What Should Yogis Eat?

When my aunt found out that I was practicing yoga, she asked me if I was a vegetarian. When I answered “No”, she was mortified – “How can you do yoga if you’re not a vegetarian?” I didn’t know how to answer that because I didn’t understand why this was a pre-requisite. My body can still do all the poses even though I ate meat, so what’s the big deal?


If you’ve been doing yoga for a while, you would have noticed that ‘diet’ becomes a big topic among yogis. This idea of an “ideal diet” for the “ideal yogi” often causes a divide in the yoga community – the vegetarians versus the non-vegetarians. Some yogis would pass judgment and discredit you as a yoga practitioner if you’re not vegetarian, and others take a rebellious stance on the other extreme, calling vegetarian yogis unrealistic and old-fashioned.


I didn’t have a strong opinion either way, so throughout my years practicing yoga, I’ve always stayed away from this topic and continued eating what I usually do. 


Although I’ve done pranayama prior to the YTTC, it wasn’t part of my daily ritual, unlike my asana practice. As part of the YTTC, I’ve decided to give the daily morning pranayama practice a go. After a few weeks, I’ve started noticing differences. Some were predictable – “prana” means energy, so rightfully so it gave me energy.  I used to NEED a cup of coffee in the morning to function. And now, I am no longer a slave to my morning coffee. At the end of my morning pranayama practice, I get a boost of natural energy from within, which tends to last the entire day.  And I soon realised I didn’t need an external stimulant to get me through the day. I still drink coffee because I do like the taste, but the point is that I didn’t NEED it as a source of energy.

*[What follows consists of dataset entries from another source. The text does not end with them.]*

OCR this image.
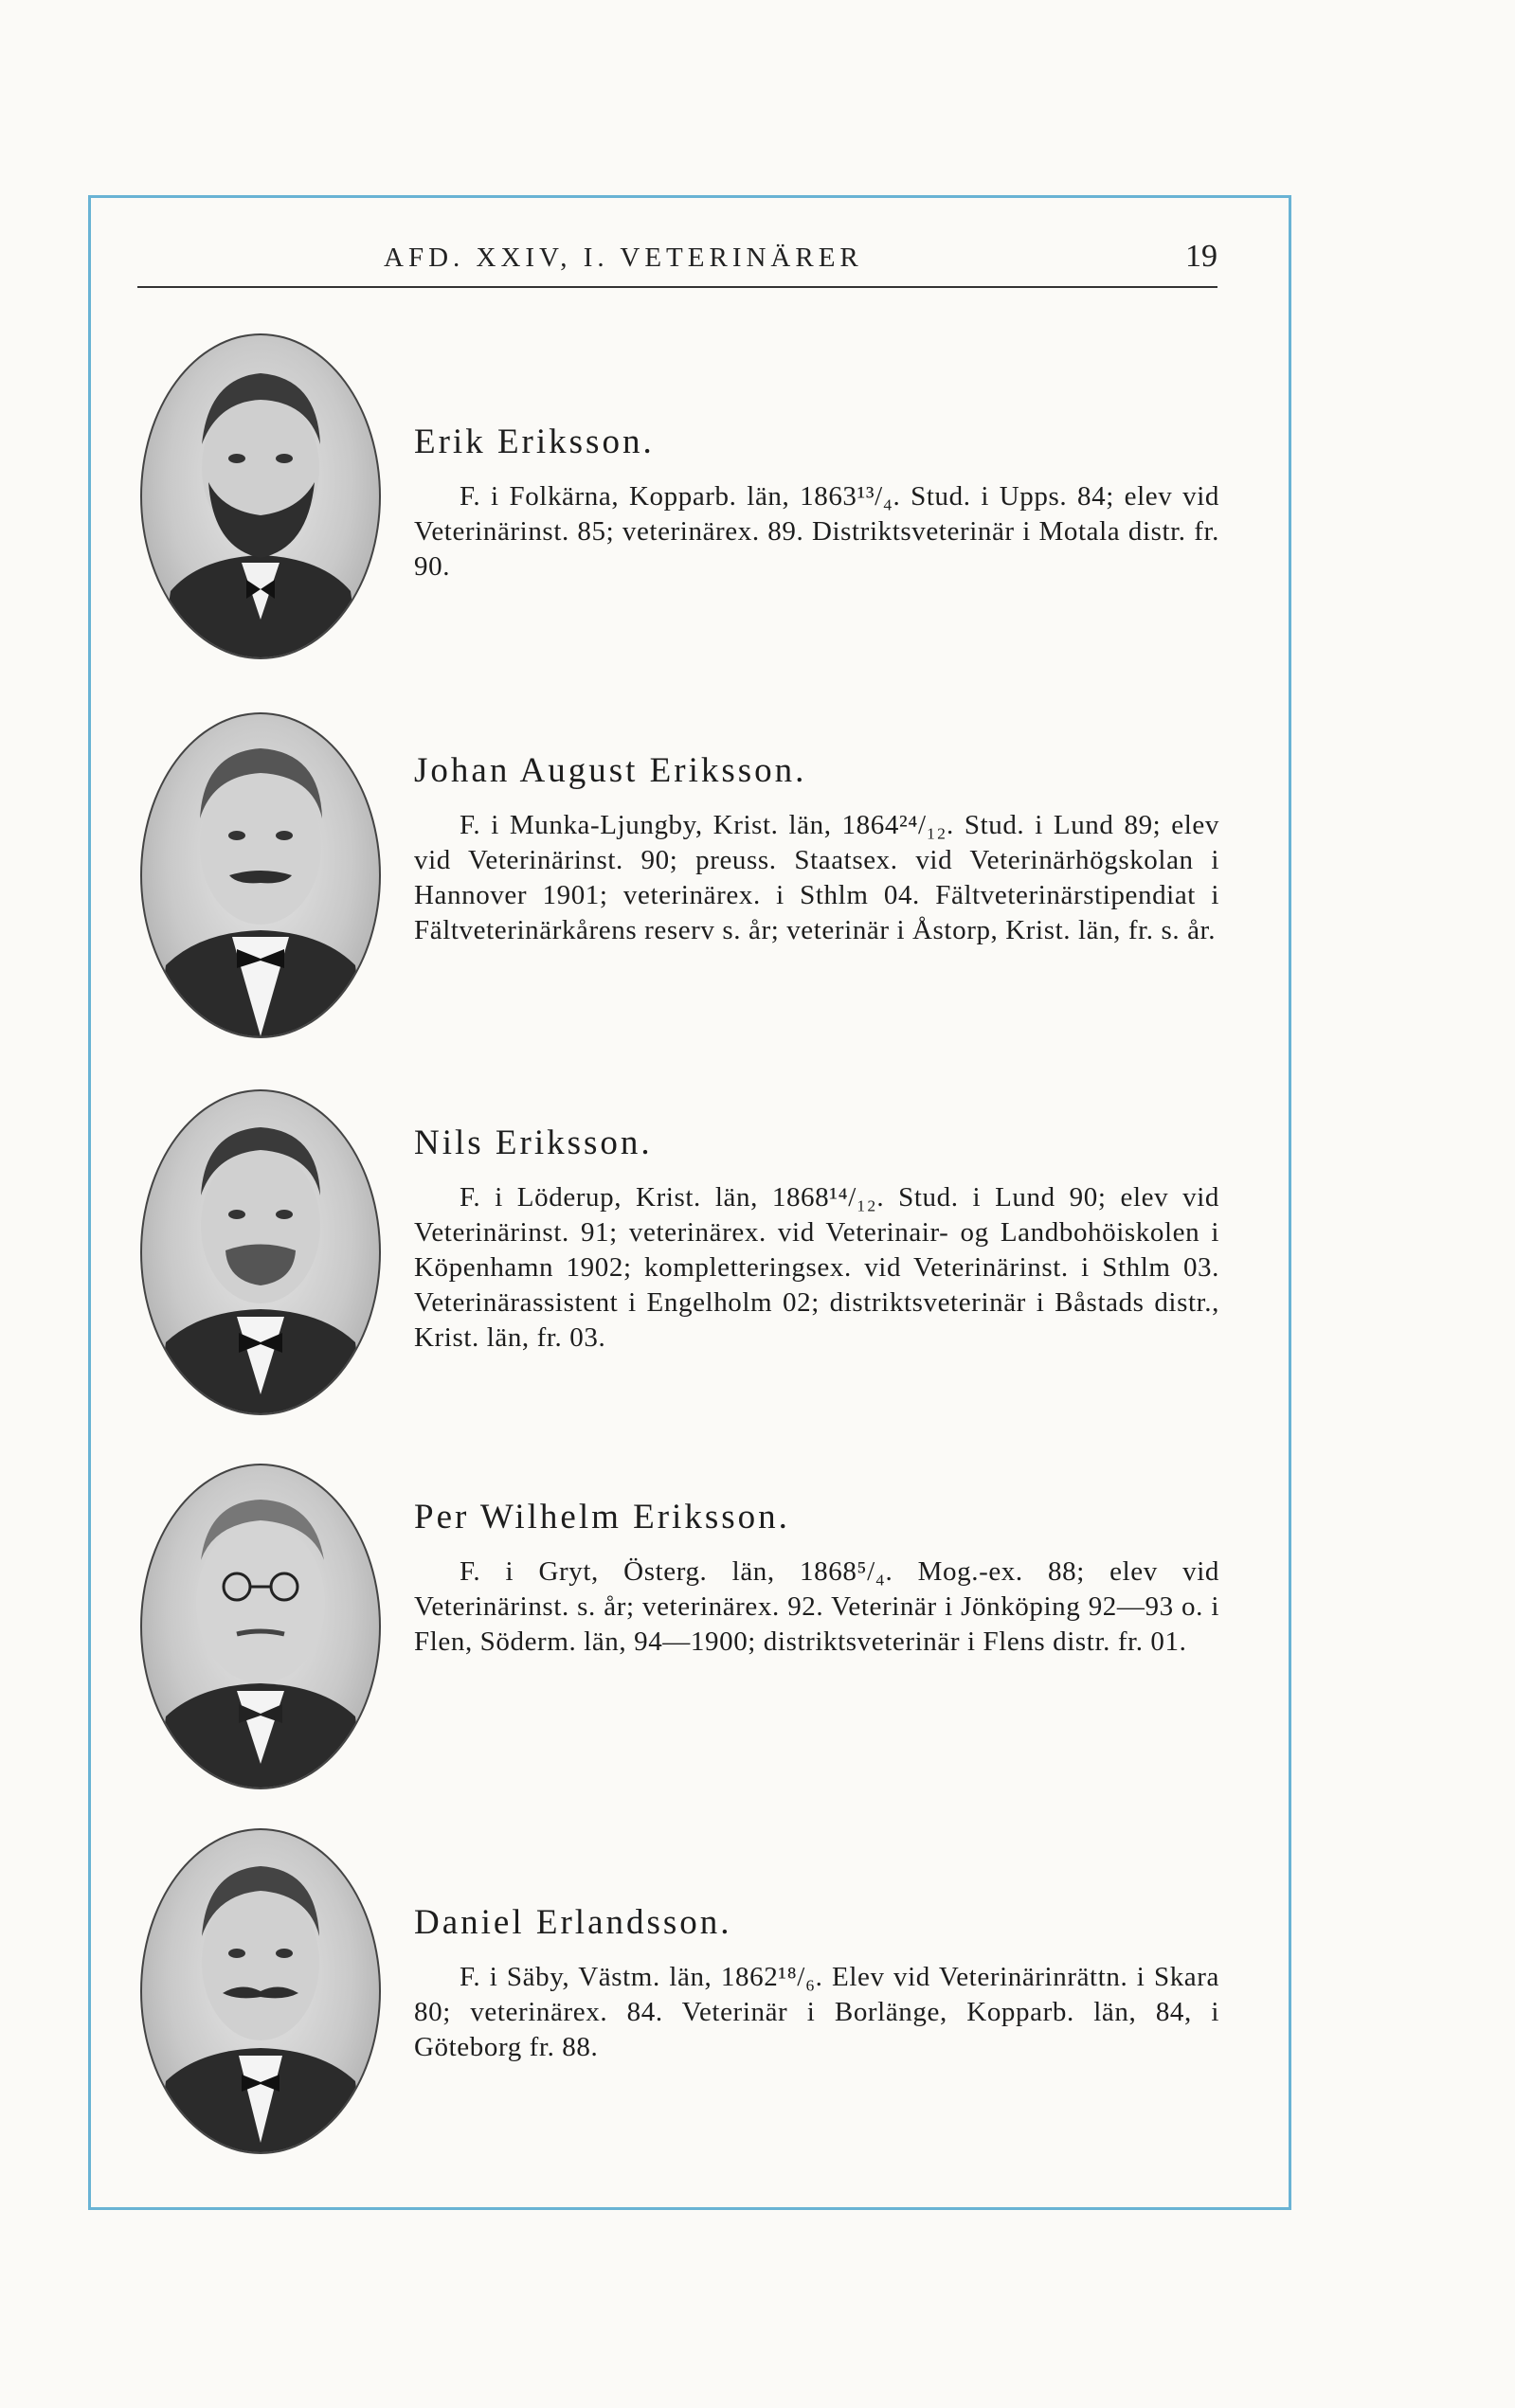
AFD. XXIV, I. VETERINÄRER	19
Erik Eriksson.
F. i Folkärna, Kopparb. län, 1863¹³/₄. Stud. i Upps. 84; elev vid Veterinärinst. 85; veterinärex. 89. Distriktsveterinär i Motala distr. fr. 90.
Johan August Eriksson.
F. i Munka-Ljungby, Krist. län, 1864²⁴/₁₂. Stud. i Lund 89; elev vid Veterinärinst. 90; preuss. Staatsex. vid Veterinärhögskolan i Hannover 1901; veterinärex. i Sthlm 04. Fältveterinärstipendiat i Fältveterinärkårens reserv s. år; veterinär i Åstorp, Krist. län, fr. s. år.
Nils Eriksson.
F. i Löderup, Krist. län, 1868¹⁴/₁₂. Stud. i Lund 90; elev vid Veterinärinst. 91; veterinärex. vid Veterinair- og Landbohöiskolen i Köpenhamn 1902; kompletteringsex. vid Veterinärinst. i Sthlm 03. Veterinärassistent i Engelholm 02; distriktsveterinär i Båstads distr., Krist. län, fr. 03.
Per Wilhelm Eriksson.
F. i Gryt, Österg. län, 1868⁵/₄. Mog.-ex. 88; elev vid Veterinärinst. s. år; veterinärex. 92. Veterinär i Jönköping 92—93 o. i Flen, Söderm. län, 94—1900; distriktsveterinär i Flens distr. fr. 01.
Daniel Erlandsson.
F. i Säby, Västm. län, 1862¹⁸/₆. Elev vid Veterinärinrättn. i Skara 80; veterinärex. 84. Veterinär i Borlänge, Kopparb. län, 84, i Göteborg fr. 88.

Besides that, there was another significant shift that I did not expect. I started being more aware of what my body needed, and thus being more conscious of what I consumed. For example, I didn’t feel the need to eat big meals just because it was the time of the day – like lunchtime or dinnertime. I ate when I was hungry. And instead of eating based on cravings, I felt I was more in tune with what my body needed at that present time. When I was feeling a little dehydrated, I felt more drawn to water based fruits, even though my mind preferred chocolates. I was eating less based on cravings, and more based on what my body truly needed.


As the weeks passed by, my relationship with food changed. The shift wasn’t so much in what I “should” eat and what I “should not” eat. It was in the direction of that relationship. It was no longer outward to inward – i.e. external stimulus dictating what I felt I should eat. But instead it was inward to outward – a voice or feeling within me projected out what I needed.


Don’t get my wrong; I didn’t turn into a vegetarian overnight. But there were days when I didn’t feel the need to have meat. And on days that I did have meat, as much as I could, I consciously looked for meat that was ethically farmed.


We live in a society where a lot of our actions are based on rules – whether they are part of the written law in a country, or other soft rules dictated by the society or community that we live in. Obviously some of these rules help to keep society functioning without friction – like the law not to kill another human being. But with yoga, in my view, the point of the practice isn’t to live by rules. Yoga, through the practice of asana, pranayama and meditation, allows us to tune in and practice awareness from within. From this daily practice of cultivating awareness, our actions would gradually and naturally be guided by the awakening of our senses, mind and intelligence. So, no one can tell you, a yogi, what you should or should not eat. But be prepared to feel the change from within.